Subtheme: Speculation

In 2023, MAPC released the “Homes for Profit” report about the negative effects of speculation in the Metro Boston housing market, including driving up prices and displacing residents. Undertaking an analysis of more than twenty years of real estate transactions, students can build on MAPC’s work to dive deeper into these questions to analyze how much profit investors are making from “flips”, examine large corporations buying up housing stock, and/or visualize who (and where) is being most affected by speculative investment. Additionally, they can investigate absentee owners, i.e. people who buy a high-end property solely as an investment vehicle and don’t live there. This can have the effect of driving up prices while taking housing supply off the market. One area worthy of investigation is the increase in housing production for extremely wealthy, absentee owners. What proportion of Boston’s newest and most expensive high-rises are owned by corporations? By absentee owners? What are the connections between high income and absentee-ism? What proportion of the city is owned by people who don’t live here? Just how unaffordable are these developments for average Bostonians?

Background Reading

  1. Homes for Profit: An Analysis of Investor Activity in the Greater Boston Residential Real Estate Market, 2000 - 2022 – An important report by our partner, MAPC, about the negative impacts of speculation on housing affordability. Uses the same datasets as listed below.
  2. When Private Equity Becomes Your Landlord – A data journalism piece by ProPublica (you may have already read this in A1) about giant private equity firms that have been buying up apartment buildings nationwide to make a profit.
  3. Reckoning with Boston’s Towers of Wealth – An investigative journalism story by the Boston Globe about how Boston is building luxury housing for the wealthy at the expense of affordable housing.

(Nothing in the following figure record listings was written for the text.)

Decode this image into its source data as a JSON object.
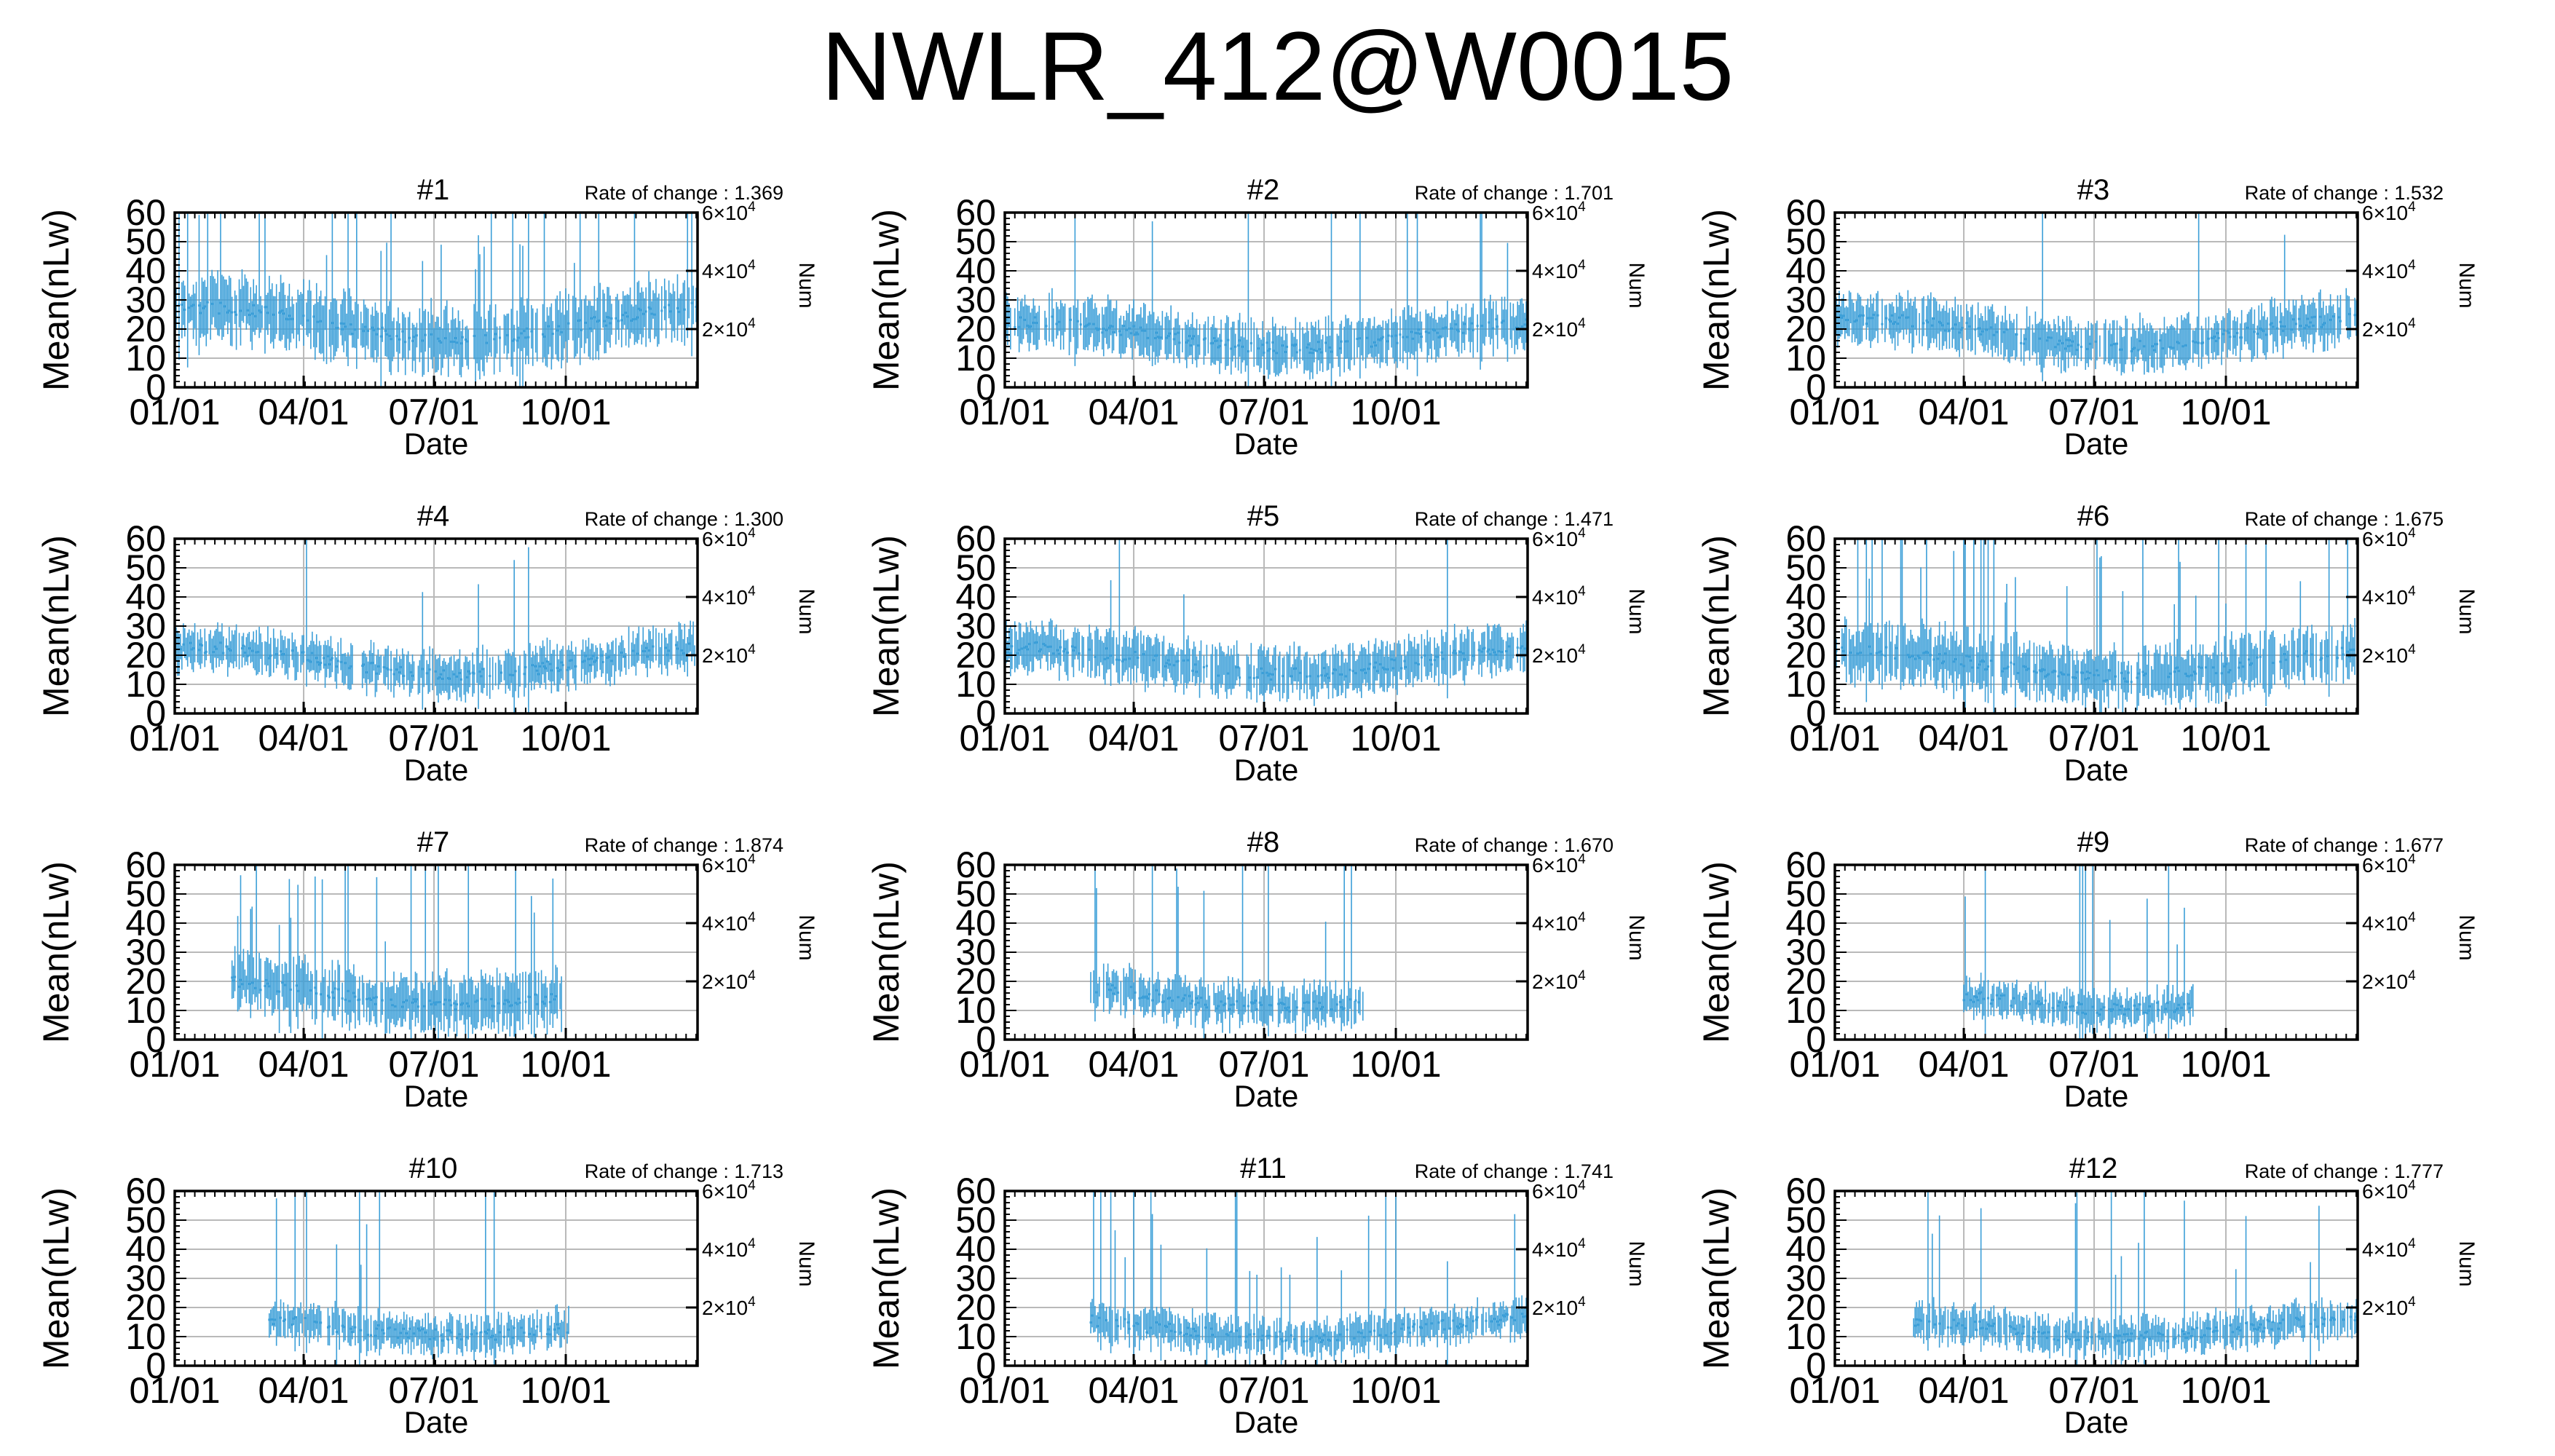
{
  "title": "NWLR_412@W0015",
  "axes": {
    "xlabel": "Date",
    "ylabel": "Mean(nLw)",
    "y2label": "Num",
    "ylim": [
      0,
      60
    ],
    "yticks": [
      "0",
      "10",
      "20",
      "30",
      "40",
      "50",
      "60"
    ],
    "xlim": [
      "01/01",
      "12/31"
    ],
    "xticks": [
      {
        "label": "01/01",
        "day": 0
      },
      {
        "label": "04/01",
        "day": 90
      },
      {
        "label": "07/01",
        "day": 181
      },
      {
        "label": "10/01",
        "day": 273
      }
    ],
    "y2ticks": [
      {
        "base": "2×10",
        "exp": "4",
        "y": 20
      },
      {
        "base": "4×10",
        "exp": "4",
        "y": 40
      },
      {
        "base": "6×10",
        "exp": "4",
        "y": 60
      }
    ],
    "rate_prefix": "Rate of change : ",
    "series_color": "#3c9fd8",
    "grid_color": "#b9b9b9"
  },
  "chart_data": [
    {
      "type": "bar",
      "title": "#1",
      "rate": "1.369",
      "valid": [
        0,
        365
      ],
      "level": 22,
      "spread": 9,
      "spikes": 0.08
    },
    {
      "type": "bar",
      "title": "#2",
      "rate": "1.701",
      "valid": [
        0,
        365
      ],
      "level": 18,
      "spread": 7,
      "spikes": 0.03
    },
    {
      "type": "bar",
      "title": "#3",
      "rate": "1.532",
      "valid": [
        0,
        365
      ],
      "level": 19,
      "spread": 7,
      "spikes": 0.03
    },
    {
      "type": "bar",
      "title": "#4",
      "rate": "1.300",
      "valid": [
        0,
        365
      ],
      "level": 18,
      "spread": 6,
      "spikes": 0.02
    },
    {
      "type": "bar",
      "title": "#5",
      "rate": "1.471",
      "valid": [
        0,
        365
      ],
      "level": 18,
      "spread": 7,
      "spikes": 0.03
    },
    {
      "type": "bar",
      "title": "#6",
      "rate": "1.675",
      "valid": [
        0,
        365
      ],
      "level": 17,
      "spread": 8,
      "spikes": 0.12
    },
    {
      "type": "bar",
      "title": "#7",
      "rate": "1.874",
      "valid": [
        40,
        270
      ],
      "level": 16,
      "spread": 8,
      "spikes": 0.1
    },
    {
      "type": "bar",
      "title": "#8",
      "rate": "1.670",
      "valid": [
        60,
        250
      ],
      "level": 15,
      "spread": 6,
      "spikes": 0.06
    },
    {
      "type": "bar",
      "title": "#9",
      "rate": "1.677",
      "valid": [
        90,
        250
      ],
      "level": 14,
      "spread": 5,
      "spikes": 0.05
    },
    {
      "type": "bar",
      "title": "#10",
      "rate": "1.713",
      "valid": [
        65,
        275
      ],
      "level": 14,
      "spread": 5,
      "spikes": 0.06
    },
    {
      "type": "bar",
      "title": "#11",
      "rate": "1.741",
      "valid": [
        60,
        365
      ],
      "level": 13,
      "spread": 5,
      "spikes": 0.07
    },
    {
      "type": "bar",
      "title": "#12",
      "rate": "1.777",
      "valid": [
        55,
        365
      ],
      "level": 13,
      "spread": 5,
      "spikes": 0.07
    }
  ]
}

Datasets for the Final Project

  1. Residential sales data in the City of Boston, 2000-2023 – All residential sales transactions in the City of Boston between 2000-2023. Includes information about seller, buyer, price, location, whether the sale constitutes a “flip”, and much more.
  2. Residential sales data in Metro Boston, 2000-2023 – All residential sales transactions in the Metro Boston region between 2000-2023. Includes information about seller, buyer, price, location, and much more.
  3. Residential sales data in Metro Boston with census data
    1. 2010 data - aggregates residential sales from 2000-2010 to 2010 census tracts and adds in demographic characteristics (race, income, etc)
    2. 2020 data - aggregates residential sales from 2011-2020 to 2020 census tracts and adds in demographic characteristics (race, income, etc)
  4. Corporate ownership rates and owner occupancy rates in Boston neighborhoods, 2004-2024 – Rates of corporate ownership and owner occupancy by neighborhood in the City of Boston over 20 years. With this data, you can see which neighborhoods might be experiencing more corporations buying up properties and/or more absentee owners also buying up properties.
  5. Metro Boston property assessment data, 2024 – If you want to look into specific hi-rises and luxury housing (such as the Towers of Wealth in the above link), this is the place to start. This is a large dataset so you will probably want to filter it down to properties greater than some threshold.
  6. Geographic data for making maps

Other Creative Data Ideas

  1. Google Street View Data – Google Street View might be an interesting source of photographic data for pre- and post-luxury housing developments.
  2. Real estate listings – E.g. Zillow, Redfin. Also possibly a good source of photographic information about specific properties, including interior shots. Make sure you use these with credit to the source.
  1. Affordable Homes Act – See specifically the provision about levying a transfer fee on large sales which would help deter speculation and “flipping” - short-term sales. See also any measures that relate to rent stabilization/rent control which could potentially deter speculators from jacking up rents.
  2. Local Option Transfer Fees - Similar to #1. Bills proposed in the Massachusetts House and Senate would allow towns to impose transfer fees (0.5% - 2% of the sale price) on large real estate sales as a way to deter flipping and to generate revenue for affordable housing.
  3. Tenant Opportunity to Purchase Act (TOPA) – Bills proposed in the Massachusetts House and Senate In order to prevent the displacement that occurs when properties are foreclosed or subject to short sale, this bill would give tenants in these properties a right to purchase the property or assign their right to purchase to a non-profit developer.